The membership of the Personal Spaceflight Federation includes operators of spaceships, spaceports and orbital spaceflight facilities. The group was organized to promote the development of commercial human spaceflight, pursue ever-higher levels of safety, and share best practices and expertise throughout the industry.

The topics the organization intends to address include legislative, regulatory and insurance issues — particularly third-party liability and insurance for the pilots and passengers of commercial spaceships, Tai told Space News in an Oct. 28 interview.

Over the next year in particular, Tai said, the Personal Spaceflight Federation intends to build upon the Commercial Space Launch Amendments Act of 2004, the legislation that put the regulatory framework in place for commercial human spaceflight.

"We need to make sure, as we become smarter, we know what some of the issues are and how that legislation may or may not need to be changed" Tai said.

Technological readiness
Virgin Galactic itself is continuing its work with Scaled Composites of Mojave, Calif., to design a huge carrier drop plane, the White Knight 2, and SpaceShipTwo, the suborbital craft that will transport paying passengers into suborbital space.
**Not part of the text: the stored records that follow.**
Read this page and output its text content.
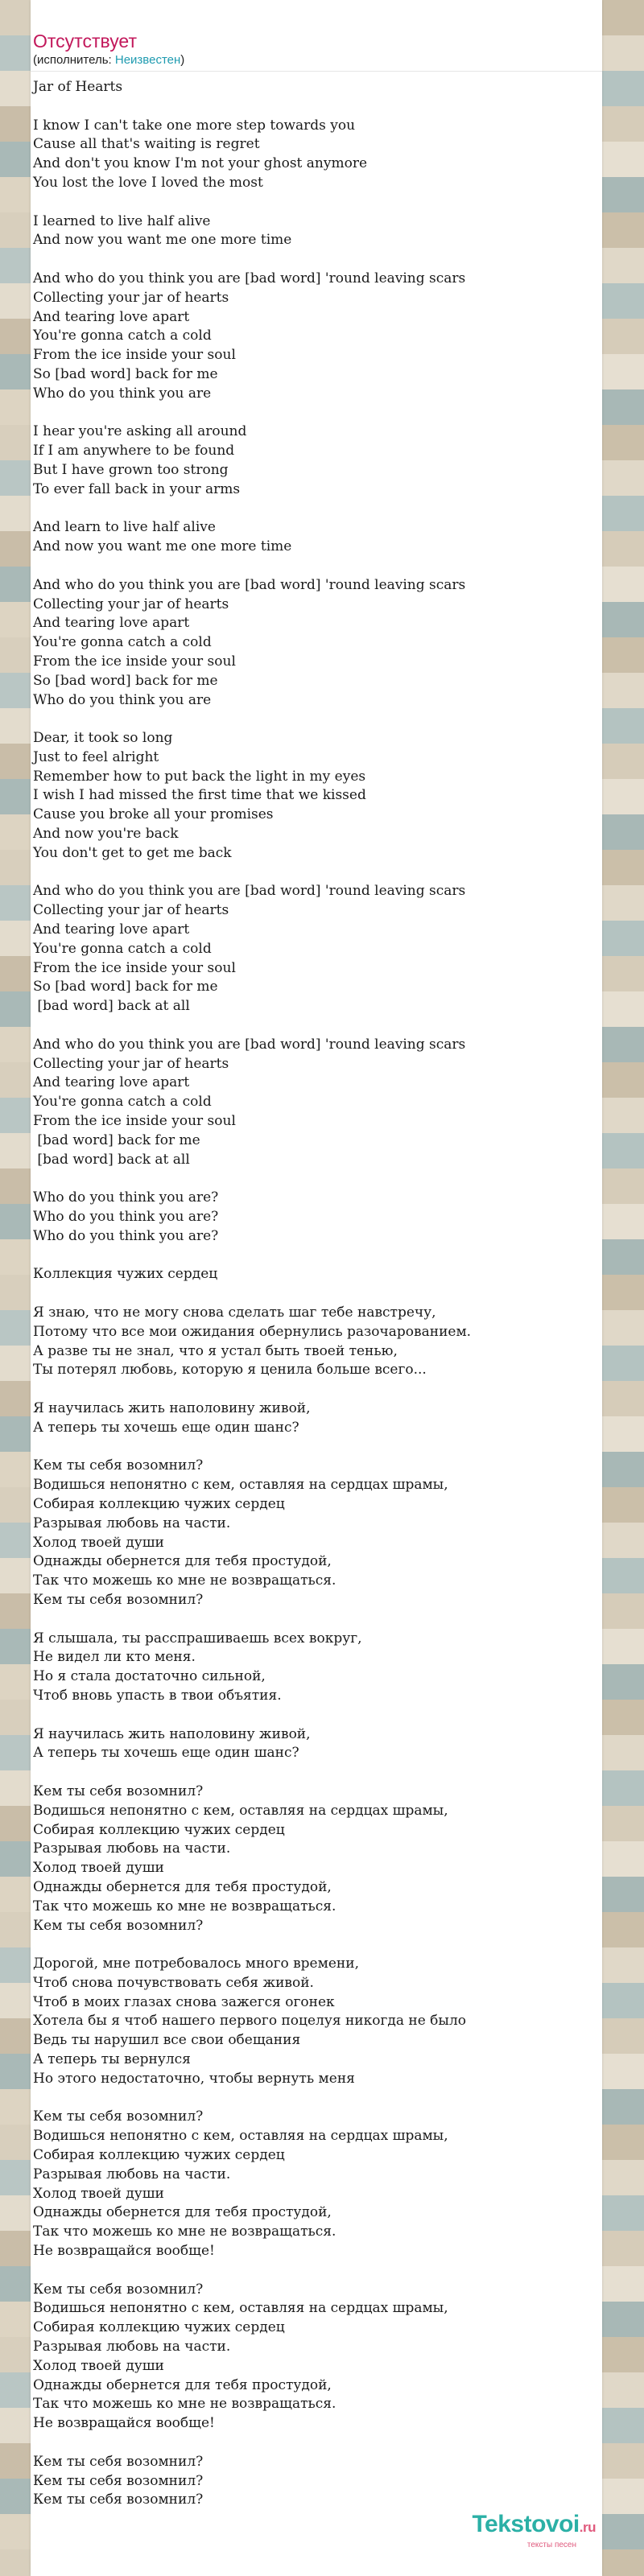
Отсутствует
(исполнитель: Неизвестен)
Jar of Hearts

I know I can't take one more step towards you
Cause all that's waiting is regret
And don't you know I'm not your ghost anymore
You lost the love I loved the most

I learned to live half alive
And now you want me one more time

And who do you think you are [bad word] 'round leaving scars
Collecting your jar of hearts
And tearing love apart
You're gonna catch a cold
From the ice inside your soul
So [bad word] back for me
Who do you think you are

I hear you're asking all around
If I am anywhere to be found
But I have grown too strong
To ever fall back in your arms

And learn to live half alive
And now you want me one more time

And who do you think you are [bad word] 'round leaving scars
Collecting your jar of hearts
And tearing love apart
You're gonna catch a cold
From the ice inside your soul
So [bad word] back for me
Who do you think you are

Dear, it took so long
Just to feel alright
Remember how to put back the light in my eyes
I wish I had missed the first time that we kissed
Cause you broke all your promises
And now you're back
You don't get to get me back

And who do you think you are [bad word] 'round leaving scars
Collecting your jar of hearts
And tearing love apart
You're gonna catch a cold
From the ice inside your soul
So [bad word] back for me
[bad word] back at all

And who do you think you are [bad word] 'round leaving scars
Collecting your jar of hearts
And tearing love apart
You're gonna catch a cold
From the ice inside your soul
[bad word] back for me
[bad word] back at all

Who do you think you are?
Who do you think you are?
Who do you think you are?

Коллекция чужих сердец

Я знаю, что не могу снова сделать шаг тебе навстречу,
Потому что все мои ожидания обернулись разочарованием.
А разве ты не знал, что я устал быть твоей тенью,
Ты потерял любовь, которую я ценила больше всего...

Я научилась жить наполовину живой,
А теперь ты хочешь еще один шанс?

Кем ты себя возомнил?
Водишься непонятно с кем, оставляя на сердцах шрамы,
Собирая коллекцию чужих сердец
Разрывая любовь на части.
Холод твоей души
Однажды обернется для тебя простудой,
Так что можешь ко мне не возвращаться.
Кем ты себя возомнил?

Я слышала, ты расспрашиваешь всех вокруг,
Не видел ли кто меня.
Но я стала достаточно сильной,
Чтоб вновь упасть в твои объятия.

Я научилась жить наполовину живой,
А теперь ты хочешь еще один шанс?

Кем ты себя возомнил?
Водишься непонятно с кем, оставляя на сердцах шрамы,
Собирая коллекцию чужих сердец
Разрывая любовь на части.
Холод твоей души
Однажды обернется для тебя простудой,
Так что можешь ко мне не возвращаться.
Кем ты себя возомнил?

Дорогой, мне потребовалось много времени,
Чтоб снова почувствовать себя живой.
Чтоб в моих глазах снова зажегся огонек
Хотела бы я чтоб нашего первого поцелуя никогда не было
Ведь ты нарушил все свои обещания
А теперь ты вернулся
Но этого недостаточно, чтобы вернуть меня

Кем ты себя возомнил?
Водишься непонятно с кем, оставляя на сердцах шрамы,
Собирая коллекцию чужих сердец
Разрывая любовь на части.
Холод твоей души
Однажды обернется для тебя простудой,
Так что можешь ко мне не возвращаться.
Не возвращайся вообще!

Кем ты себя возомнил?
Водишься непонятно с кем, оставляя на сердцах шрамы,
Собирая коллекцию чужих сердец
Разрывая любовь на части.
Холод твоей души
Однажды обернется для тебя простудой,
Так что можешь ко мне не возвращаться.
Не возвращайся вообще!

Кем ты себя возомнил?
Кем ты себя возомнил?
Кем ты себя возомнил?
Tekstovoi.ru
тексты песен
The July accident in Mojave that occurred during engine component testing for SpaceShipTwo was a setback that still needs to be fully analyzed, Tai said. "It will go to market when it's ready ... and not before," Tai said.

One of the big steps forward for Virgin Galactic this year, Tai said, was the contract the company signed in August with the National Aerospace Training and Research Center in Southampton, Pa., to provide training for Virgin Galactic's suborbital space travelers.
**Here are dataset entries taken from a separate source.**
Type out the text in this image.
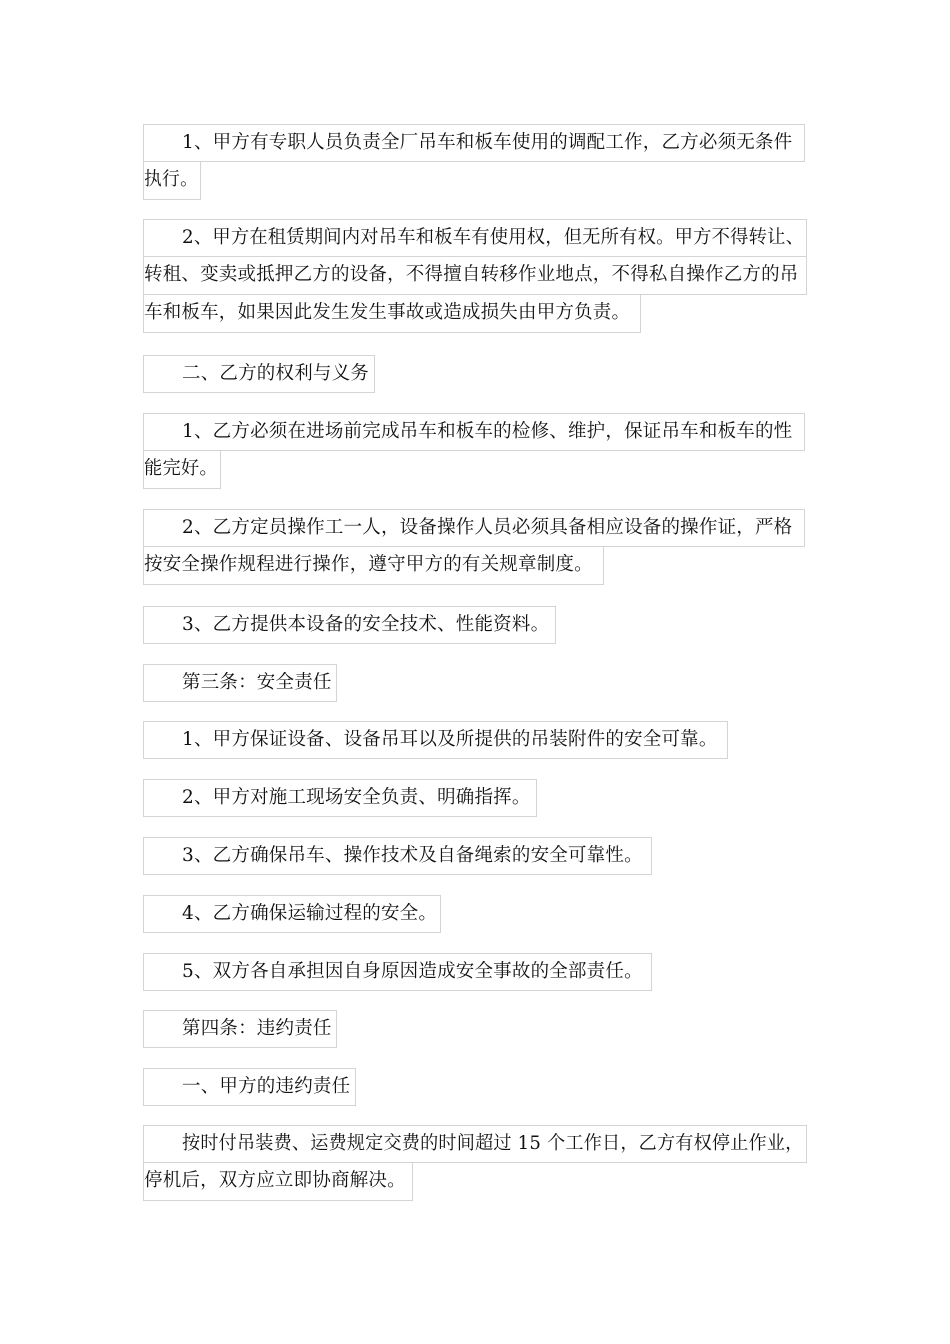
1、甲方有专职人员负责全厂吊车和板车使用的调配工作，乙方必须无条件
执行。
2、甲方在租赁期间内对吊车和板车有使用权，但无所有权。甲方不得转让、
转租、变卖或抵押乙方的设备，不得擅自转移作业地点，不得私自操作乙方的吊
车和板车，如果因此发生发生事故或造成损失由甲方负责。
二、乙方的权利与义务
1、乙方必须在进场前完成吊车和板车的检修、维护，保证吊车和板车的性
能完好。
2、乙方定员操作工一人，设备操作人员必须具备相应设备的操作证，严格
按安全操作规程进行操作，遵守甲方的有关规章制度。
3、乙方提供本设备的安全技术、性能资料。
第三条：安全责任
1、甲方保证设备、设备吊耳以及所提供的吊装附件的安全可靠。
2、甲方对施工现场安全负责、明确指挥。
3、乙方确保吊车、操作技术及自备绳索的安全可靠性。
4、乙方确保运输过程的安全。
5、双方各自承担因自身原因造成安全事故的全部责任。
第四条：违约责任
一、甲方的违约责任
按时付吊装费、运费规定交费的时间超过 15 个工作日，乙方有权停止作业，
停机后，双方应立即协商解决。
Making use of a high-tech centrifuge at the center, for example, customers can be taken on a simulated, but accurate, flight profile of a SpaceShipTwo suborbital hop, he said.

Tai said Virgin Galactic has collected $31 million in deposits from future suborbital space travelers. "One of the shocks," Tai noted, "is that a lot of people just want to go ... and they don't care what it's like. They'll go in a brown paper bag because they just want to go into space."

Nevertheless, he said the company is sensitive to passenger expectations about space travel and is paying close attention to detail about such things as the type of view of the Earth passengers will have from suborbital altitude and  making sure hotel accommodations for flight training are top-notch.